Moving forward to the present day from my last nostalgic post, let me start my 2015 trip off with a general post on one of my favourite places in Hong Kong; Happy Valley.
To those who picture typical Hong Kong, Happy Valley is quite different. My relatives describes it as the closest place to a typical English village in Hong Kong (and why they’ve made it their home for the last 17-odd years). Happy Valley is quiet, small, has a lovely sense of community and most people seem to know each other when you walk around the Valley.
The name ‘Happy Valley’ came about around the beginning of British colonial rule in 1841. Around then, many soldiers in the area died of malaria, although their cause of death was unknown at the time. The valley became a burial ground for the dead, and from there it acquired the name ‘Happy Valley’ – a euphemism for cemeteries.
It was only a couple of years later when the British decided to build a horseracing course in the Valley and in 1845, the world famous Happy Valley Racehorse opened. Having never been before, I was lucky enough to go in style during this visit – my family were going to an event there in one of the private boxes and they kindly invited me as their plus one!
Happy Valley might not look like the beautiful leafy picturesque villages of the English countryside but it really is a gem amongst the city chaos of Hong Kong. Happy Valley is a very short journey away from Repulse Bay and Stanley, where the views from the steep mountain roads looking down on the leafy valleys, picturesque white buildings and the beautiful blue seafront are stunning. If you entered Hong Kong blindly and then opened your eyes whilst standing over Repulse Bay, there’s not a chance you would think you’re in Hong Kong. Absolutely serene. Repulse Bay is definitely a very misleading name!

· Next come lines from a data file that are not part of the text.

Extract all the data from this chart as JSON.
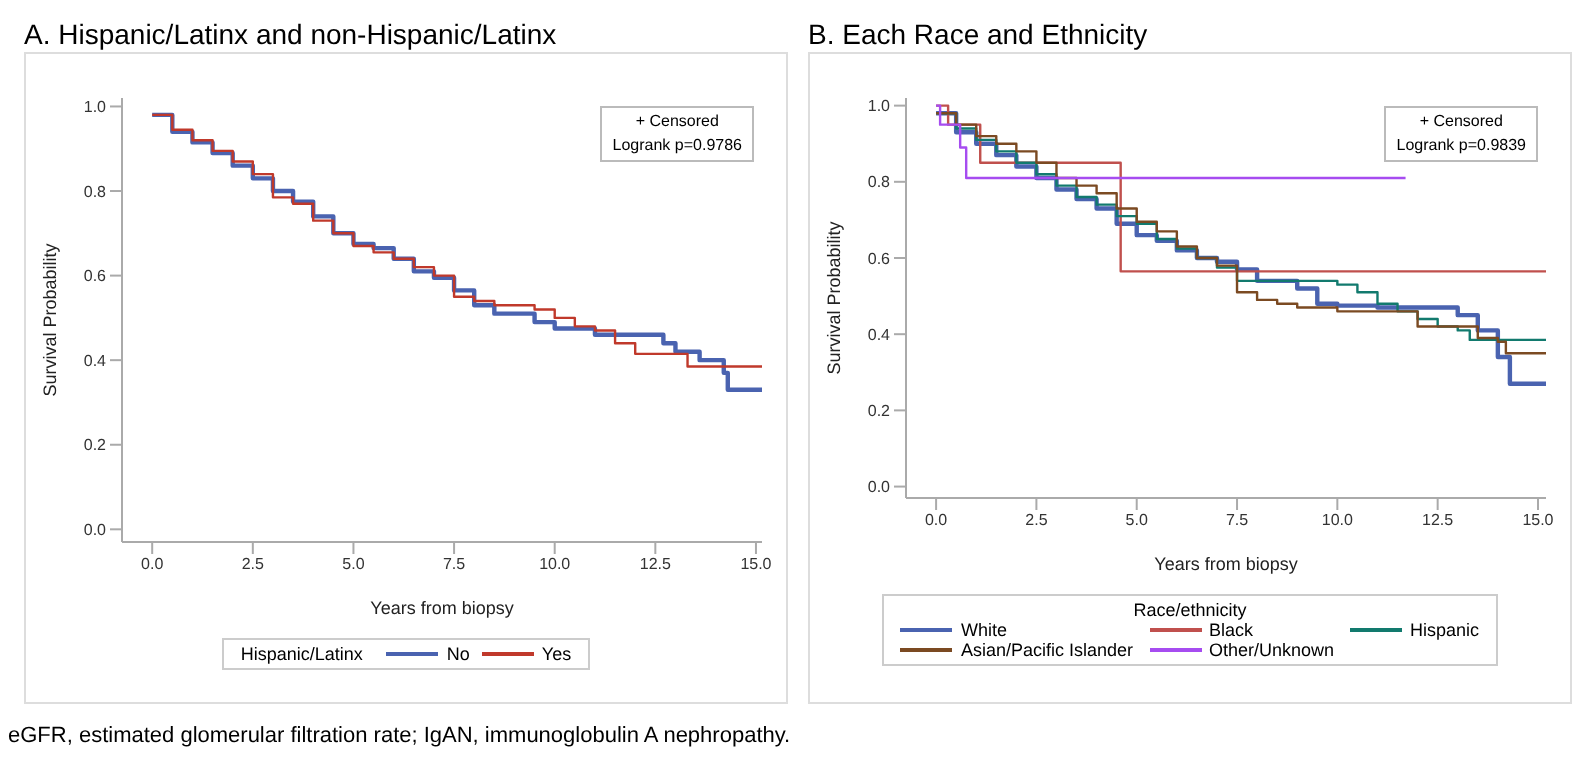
{
  "chart_data": [
    {
      "type": "step",
      "title": "A. Hispanic/Latinx and non-Hispanic/Latinx",
      "xlabel": "Years from biopsy",
      "ylabel": "Survival Probability",
      "legend_title": "Hispanic/Latinx",
      "legend": "bottom",
      "marker": "none",
      "line_style": "solid",
      "xlim": [
        -0.75,
        15.15
      ],
      "ylim": [
        -0.03,
        1.02
      ],
      "xticks": [
        {
          "value": 0,
          "label": "0.0"
        },
        {
          "value": 2.5,
          "label": "2.5"
        },
        {
          "value": 5,
          "label": "5.0"
        },
        {
          "value": 7.5,
          "label": "7.5"
        },
        {
          "value": 10,
          "label": "10.0"
        },
        {
          "value": 12.5,
          "label": "12.5"
        },
        {
          "value": 15,
          "label": "15.0"
        }
      ],
      "yticks": [
        {
          "value": 0,
          "label": "0.0"
        },
        {
          "value": 0.2,
          "label": "0.2"
        },
        {
          "value": 0.4,
          "label": "0.4"
        },
        {
          "value": 0.6,
          "label": "0.6"
        },
        {
          "value": 0.8,
          "label": "0.8"
        },
        {
          "value": 1,
          "label": "1.0"
        }
      ],
      "annotations": [
        "+ Censored",
        "Logrank p=0.9786",
        "eGFR, estimated glomerular filtration rate; IgAN, immunoglobulin A nephropathy."
      ],
      "series": [
        {
          "name": "No",
          "color": "#4a63b0",
          "x": [
            0,
            0.5,
            1,
            1.5,
            2,
            2.5,
            3,
            3.5,
            4,
            4.5,
            5,
            5.5,
            6,
            6.5,
            7,
            7.5,
            8,
            8.5,
            9,
            9.5,
            10,
            11,
            12.7,
            13,
            13.6,
            14.2,
            14.3,
            15.15
          ],
          "values": [
            0.98,
            0.94,
            0.915,
            0.89,
            0.86,
            0.83,
            0.8,
            0.775,
            0.74,
            0.7,
            0.675,
            0.665,
            0.64,
            0.61,
            0.595,
            0.565,
            0.53,
            0.51,
            0.51,
            0.49,
            0.475,
            0.46,
            0.44,
            0.42,
            0.4,
            0.37,
            0.33,
            0.33
          ]
        },
        {
          "name": "Yes",
          "color": "#c0392b",
          "x": [
            0,
            0.5,
            1,
            1.5,
            2,
            2.5,
            3,
            3.5,
            4,
            4.5,
            5,
            5.5,
            6,
            6.5,
            7,
            7.5,
            8,
            8.5,
            9.5,
            10,
            10.5,
            11,
            11.5,
            12,
            13.3,
            15.15
          ],
          "values": [
            0.98,
            0.945,
            0.92,
            0.895,
            0.87,
            0.84,
            0.785,
            0.77,
            0.73,
            0.7,
            0.67,
            0.655,
            0.64,
            0.62,
            0.6,
            0.55,
            0.54,
            0.53,
            0.52,
            0.5,
            0.48,
            0.47,
            0.44,
            0.415,
            0.385,
            0.385
          ]
        }
      ]
    },
    {
      "type": "step",
      "title": "B. Each Race and Ethnicity",
      "xlabel": "Years from biopsy",
      "ylabel": "Survival Probability",
      "legend_title": "Race/ethnicity",
      "legend": "bottom",
      "marker": "none",
      "line_style": "solid",
      "xlim": [
        -0.75,
        15.2
      ],
      "ylim": [
        -0.03,
        1.02
      ],
      "xticks": [
        {
          "value": 0,
          "label": "0.0"
        },
        {
          "value": 2.5,
          "label": "2.5"
        },
        {
          "value": 5,
          "label": "5.0"
        },
        {
          "value": 7.5,
          "label": "7.5"
        },
        {
          "value": 10,
          "label": "10.0"
        },
        {
          "value": 12.5,
          "label": "12.5"
        },
        {
          "value": 15,
          "label": "15.0"
        }
      ],
      "yticks": [
        {
          "value": 0,
          "label": "0.0"
        },
        {
          "value": 0.2,
          "label": "0.2"
        },
        {
          "value": 0.4,
          "label": "0.4"
        },
        {
          "value": 0.6,
          "label": "0.6"
        },
        {
          "value": 0.8,
          "label": "0.8"
        },
        {
          "value": 1,
          "label": "1.0"
        }
      ],
      "annotations": [
        "+ Censored",
        "Logrank p=0.9839"
      ],
      "series": [
        {
          "name": "White",
          "color": "#4a63b0",
          "x": [
            0,
            0.5,
            1,
            1.5,
            2,
            2.5,
            3,
            3.5,
            4,
            4.5,
            5,
            5.5,
            6,
            6.5,
            7,
            7.5,
            8,
            9,
            9.5,
            10,
            11,
            13,
            13.5,
            14,
            14.3,
            15.2
          ],
          "values": [
            0.98,
            0.93,
            0.9,
            0.87,
            0.84,
            0.81,
            0.78,
            0.755,
            0.73,
            0.69,
            0.66,
            0.645,
            0.62,
            0.6,
            0.59,
            0.57,
            0.54,
            0.52,
            0.48,
            0.475,
            0.47,
            0.45,
            0.41,
            0.34,
            0.27,
            0.27
          ]
        },
        {
          "name": "Black",
          "color": "#c0504d",
          "x": [
            0,
            0.3,
            1.1,
            4.6,
            15.2
          ],
          "values": [
            1.0,
            0.95,
            0.85,
            0.565,
            0.565
          ]
        },
        {
          "name": "Hispanic",
          "color": "#127a6e",
          "x": [
            0,
            0.5,
            1,
            1.5,
            2,
            2.5,
            3,
            3.5,
            4,
            4.5,
            5,
            5.5,
            6,
            6.5,
            7,
            7.5,
            10,
            10.5,
            11,
            11.5,
            12,
            12.5,
            13,
            13.3,
            15.2
          ],
          "values": [
            0.98,
            0.94,
            0.91,
            0.88,
            0.85,
            0.82,
            0.79,
            0.76,
            0.74,
            0.71,
            0.69,
            0.65,
            0.625,
            0.6,
            0.575,
            0.54,
            0.53,
            0.51,
            0.48,
            0.46,
            0.44,
            0.42,
            0.41,
            0.385,
            0.385
          ]
        },
        {
          "name": "Asian/Pacific Islander",
          "color": "#7b4a22",
          "x": [
            0,
            0.5,
            1,
            1.5,
            2,
            2.5,
            3,
            3.5,
            4,
            4.5,
            5,
            5.5,
            6,
            6.5,
            7,
            7.5,
            8,
            8.5,
            9,
            10,
            12,
            13.5,
            14,
            14.2,
            15.2
          ],
          "values": [
            0.98,
            0.95,
            0.92,
            0.9,
            0.88,
            0.85,
            0.81,
            0.79,
            0.77,
            0.73,
            0.695,
            0.67,
            0.63,
            0.6,
            0.58,
            0.51,
            0.49,
            0.48,
            0.47,
            0.46,
            0.42,
            0.39,
            0.38,
            0.35,
            0.35
          ]
        },
        {
          "name": "Other/Unknown",
          "color": "#a64cf0",
          "x": [
            0,
            0.1,
            0.6,
            0.75,
            11.7
          ],
          "values": [
            1.0,
            0.95,
            0.89,
            0.81,
            0.81
          ]
        }
      ]
    }
  ]
}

Happy Valley itself is also situated right amongst some insane hills (although in the residential parts, all paved and concreted over) so you really need to have a pair of mountain goat legs on you! Walking up those hills in the midday humid heat is definitely a challenge. (Thank goodness for cheap taxis…).
I think one of my greatest triumphs in Hong Kong was when I got in a taxi to go back home to Happy Valley and I managed to tell the driver my address all in Cantonese! And sure enough, I ended up back home. “Paau maa dei, gei lin fong, haa gei lin fong. M goi saai!” “跑馬地,箕璉坊, 下箕璉坊, 唔該晒!” “Happy Valley, Green Lane, Lower Green Lane. Please/Thank you very much!” So there we are, my favourite place in Hong Kong. Home away from home. Have you been to Hong Kong before? What’s your favourite place there?